Estos aprendizajes del proceso político de mi país me llenan de un optimismo realista. Percibo en el nuevo presidente, en sus primeros pasos y primeros nombramientos de colaboradores, un tono sinceramente conciliatorio y muy pragmático, que anhelo sea reciprocado por cada uno de sus gobernados. Soy consciente de la dificultad de lograr la paz, pues es un proceso que apenas se inicia, pero los pasos que se están dando, el Informe de la Comision de la Verdad y las búsquedas del diálogo por encima del negacionismo y de la descalificación automática me confirman en mi optimismo.
Me siento orgulloso de que uno de nuestros compañeros, Pacho de Roux, con quien compartimos fundamentos profundos de vida cuando eramos jesuitas, haya conseguido llegar al fondo de una misión trascendental por conseguir la paz grande en nuestro país. ¡Mi admiración y mi optimismo!
Prefiero estar de este lado y soñar, que mantener la pesadilla de negar lo que es visible y descalificar cualquier intento de solución.
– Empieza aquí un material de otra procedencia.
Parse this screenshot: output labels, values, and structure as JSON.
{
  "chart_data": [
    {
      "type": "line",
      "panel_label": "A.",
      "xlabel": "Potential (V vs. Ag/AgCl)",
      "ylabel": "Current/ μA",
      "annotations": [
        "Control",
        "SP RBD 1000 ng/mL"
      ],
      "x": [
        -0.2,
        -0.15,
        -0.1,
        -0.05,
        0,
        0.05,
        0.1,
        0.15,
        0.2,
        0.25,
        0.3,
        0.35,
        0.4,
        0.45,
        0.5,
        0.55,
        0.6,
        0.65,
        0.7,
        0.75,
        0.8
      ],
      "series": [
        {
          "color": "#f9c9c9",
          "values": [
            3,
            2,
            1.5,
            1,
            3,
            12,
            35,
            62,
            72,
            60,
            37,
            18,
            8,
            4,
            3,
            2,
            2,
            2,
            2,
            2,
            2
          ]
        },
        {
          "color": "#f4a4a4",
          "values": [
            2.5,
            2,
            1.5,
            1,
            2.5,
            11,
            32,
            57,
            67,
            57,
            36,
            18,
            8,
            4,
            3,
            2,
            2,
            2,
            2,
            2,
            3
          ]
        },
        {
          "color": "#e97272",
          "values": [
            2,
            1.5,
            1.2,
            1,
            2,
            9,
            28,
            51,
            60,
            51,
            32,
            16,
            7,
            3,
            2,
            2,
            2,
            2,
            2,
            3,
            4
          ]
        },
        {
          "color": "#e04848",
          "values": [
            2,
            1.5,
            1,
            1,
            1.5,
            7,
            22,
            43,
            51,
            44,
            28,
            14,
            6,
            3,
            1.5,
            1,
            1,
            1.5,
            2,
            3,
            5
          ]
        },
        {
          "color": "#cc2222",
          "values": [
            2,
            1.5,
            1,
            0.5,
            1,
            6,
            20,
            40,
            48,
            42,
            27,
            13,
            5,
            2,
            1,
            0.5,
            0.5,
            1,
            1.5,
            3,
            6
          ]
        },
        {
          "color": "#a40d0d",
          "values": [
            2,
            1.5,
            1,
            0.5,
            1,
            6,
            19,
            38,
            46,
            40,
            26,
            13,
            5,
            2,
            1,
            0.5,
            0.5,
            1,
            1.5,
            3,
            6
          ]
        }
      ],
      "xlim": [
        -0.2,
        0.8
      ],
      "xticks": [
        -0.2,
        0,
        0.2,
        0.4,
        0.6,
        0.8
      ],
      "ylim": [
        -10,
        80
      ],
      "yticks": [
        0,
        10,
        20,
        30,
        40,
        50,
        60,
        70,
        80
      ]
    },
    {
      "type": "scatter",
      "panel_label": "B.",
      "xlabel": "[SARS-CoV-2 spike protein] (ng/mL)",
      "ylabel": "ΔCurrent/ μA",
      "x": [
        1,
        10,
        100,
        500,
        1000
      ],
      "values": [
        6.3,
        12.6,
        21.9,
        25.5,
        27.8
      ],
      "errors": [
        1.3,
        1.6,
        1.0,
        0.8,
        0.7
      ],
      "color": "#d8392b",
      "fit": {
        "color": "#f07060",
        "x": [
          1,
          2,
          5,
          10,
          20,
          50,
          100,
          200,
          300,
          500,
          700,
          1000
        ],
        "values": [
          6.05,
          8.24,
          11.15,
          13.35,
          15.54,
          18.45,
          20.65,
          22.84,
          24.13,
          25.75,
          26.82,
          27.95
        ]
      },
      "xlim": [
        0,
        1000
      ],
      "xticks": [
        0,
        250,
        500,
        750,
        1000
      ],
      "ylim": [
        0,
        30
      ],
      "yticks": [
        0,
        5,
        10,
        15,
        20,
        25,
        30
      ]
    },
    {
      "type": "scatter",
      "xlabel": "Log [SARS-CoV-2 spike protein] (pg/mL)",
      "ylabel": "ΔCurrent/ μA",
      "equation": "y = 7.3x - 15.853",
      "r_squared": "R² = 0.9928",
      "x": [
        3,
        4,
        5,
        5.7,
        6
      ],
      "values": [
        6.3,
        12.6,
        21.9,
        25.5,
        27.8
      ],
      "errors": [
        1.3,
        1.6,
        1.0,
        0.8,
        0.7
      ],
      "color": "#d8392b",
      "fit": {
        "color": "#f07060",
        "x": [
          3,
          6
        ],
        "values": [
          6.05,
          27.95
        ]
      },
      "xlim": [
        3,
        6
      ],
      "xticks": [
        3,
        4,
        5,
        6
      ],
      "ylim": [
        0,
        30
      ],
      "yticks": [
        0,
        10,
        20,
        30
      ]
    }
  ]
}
Creo en las transformaciones, creo en los cambios del corazón, creo en el perdón, creo en la posibilidad de la paz, creo en el diálogo y, sobre todo, creo en la capacidad de nosotros colombianos de perdonarnos, aceptarnos como somos en nuestra enorme diversidad y reconstruir con todo el empuje y la gran capacidad de nuestra gente una nueva Colombia donde quepamos todos con equidad y con justicia para todos.